# A beam of light passes from zircon to quartz at an incident angle of 8°. What is the angle of refraction?

Jan 4, 2017

${9.4}^{\circ}$, rounded to one decimal place.

#### Explanation:

Refractive index of Zircon and Quartz varies as below

Zircon: $1.81 - 2.024$
Quartz: $1.544 - 1.553$

For this problem the refractive indices of samples are assumed as lowest.

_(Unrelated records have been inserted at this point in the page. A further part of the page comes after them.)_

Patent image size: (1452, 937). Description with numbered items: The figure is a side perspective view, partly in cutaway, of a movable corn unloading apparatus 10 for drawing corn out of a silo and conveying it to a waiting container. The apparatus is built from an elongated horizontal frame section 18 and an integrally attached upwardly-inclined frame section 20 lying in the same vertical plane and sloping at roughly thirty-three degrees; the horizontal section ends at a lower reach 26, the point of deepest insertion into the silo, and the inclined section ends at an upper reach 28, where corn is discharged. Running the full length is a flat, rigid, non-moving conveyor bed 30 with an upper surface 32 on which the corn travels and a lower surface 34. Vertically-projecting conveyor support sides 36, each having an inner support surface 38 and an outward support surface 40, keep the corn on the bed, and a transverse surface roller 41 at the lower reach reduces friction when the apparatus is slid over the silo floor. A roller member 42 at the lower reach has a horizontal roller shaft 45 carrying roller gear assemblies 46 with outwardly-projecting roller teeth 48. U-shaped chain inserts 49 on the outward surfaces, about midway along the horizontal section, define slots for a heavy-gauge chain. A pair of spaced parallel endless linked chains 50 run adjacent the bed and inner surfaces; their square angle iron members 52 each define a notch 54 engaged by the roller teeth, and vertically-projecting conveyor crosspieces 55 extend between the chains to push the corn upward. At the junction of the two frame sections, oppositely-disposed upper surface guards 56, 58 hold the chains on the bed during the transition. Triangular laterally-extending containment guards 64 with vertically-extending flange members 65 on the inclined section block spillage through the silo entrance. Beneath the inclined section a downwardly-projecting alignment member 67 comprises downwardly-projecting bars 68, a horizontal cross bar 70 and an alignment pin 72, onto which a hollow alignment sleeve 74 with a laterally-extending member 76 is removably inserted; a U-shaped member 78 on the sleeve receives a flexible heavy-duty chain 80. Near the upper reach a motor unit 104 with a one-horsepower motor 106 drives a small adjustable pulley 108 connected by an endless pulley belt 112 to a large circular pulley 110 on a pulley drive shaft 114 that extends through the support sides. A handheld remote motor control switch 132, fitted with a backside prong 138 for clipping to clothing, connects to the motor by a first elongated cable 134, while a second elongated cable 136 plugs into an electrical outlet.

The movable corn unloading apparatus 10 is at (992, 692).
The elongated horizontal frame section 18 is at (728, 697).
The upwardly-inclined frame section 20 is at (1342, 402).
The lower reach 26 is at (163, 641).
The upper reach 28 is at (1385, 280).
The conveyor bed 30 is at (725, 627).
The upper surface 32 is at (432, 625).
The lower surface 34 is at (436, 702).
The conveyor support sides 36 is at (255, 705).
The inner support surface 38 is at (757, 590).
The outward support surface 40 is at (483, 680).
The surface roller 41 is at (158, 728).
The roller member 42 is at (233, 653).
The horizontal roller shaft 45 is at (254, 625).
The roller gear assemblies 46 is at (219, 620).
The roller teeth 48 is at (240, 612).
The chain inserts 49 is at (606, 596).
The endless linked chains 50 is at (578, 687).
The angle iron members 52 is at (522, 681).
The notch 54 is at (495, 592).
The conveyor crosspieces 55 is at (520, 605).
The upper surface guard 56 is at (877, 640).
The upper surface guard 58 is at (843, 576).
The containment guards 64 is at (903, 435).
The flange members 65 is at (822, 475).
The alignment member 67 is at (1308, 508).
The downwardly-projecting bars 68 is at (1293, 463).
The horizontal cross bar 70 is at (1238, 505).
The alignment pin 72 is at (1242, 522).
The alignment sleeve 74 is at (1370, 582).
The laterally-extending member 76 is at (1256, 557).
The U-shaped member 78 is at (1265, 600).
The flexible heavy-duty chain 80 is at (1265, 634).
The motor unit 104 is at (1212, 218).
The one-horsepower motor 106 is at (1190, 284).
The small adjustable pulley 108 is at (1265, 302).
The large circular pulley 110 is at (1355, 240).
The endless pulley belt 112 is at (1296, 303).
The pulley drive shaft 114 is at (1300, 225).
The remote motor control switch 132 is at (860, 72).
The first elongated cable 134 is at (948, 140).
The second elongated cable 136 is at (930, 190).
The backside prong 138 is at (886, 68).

From Snell's law we know that when a beam passes from a medium $1$ having refractive index ${n}_{1}$ making and angle ${\theta}_{1}$ to medium $2$ having refractive index ${n}_{2}$, angle of refraction ${\theta}_{2}$ is given by the equation

${n}_{1} \sin {\theta}_{1} = {n}_{2} \sin {\theta}_{2}$

Inserting given values we get

$1.81 \sin {8}^{\circ} = 1.544 \sin {\theta}_{2}$
$\implies \sin {\theta}_{2} = \frac{1.81 \sin {8}^{\circ}}{1.544}$
$\implies {\theta}_{2} = {\sin}^{-} 1 \left(\frac{1.81 \sin {8}^{\circ}}{1.544}\right)$
$= {9.4}^{\circ}$, rounded to one decimal place.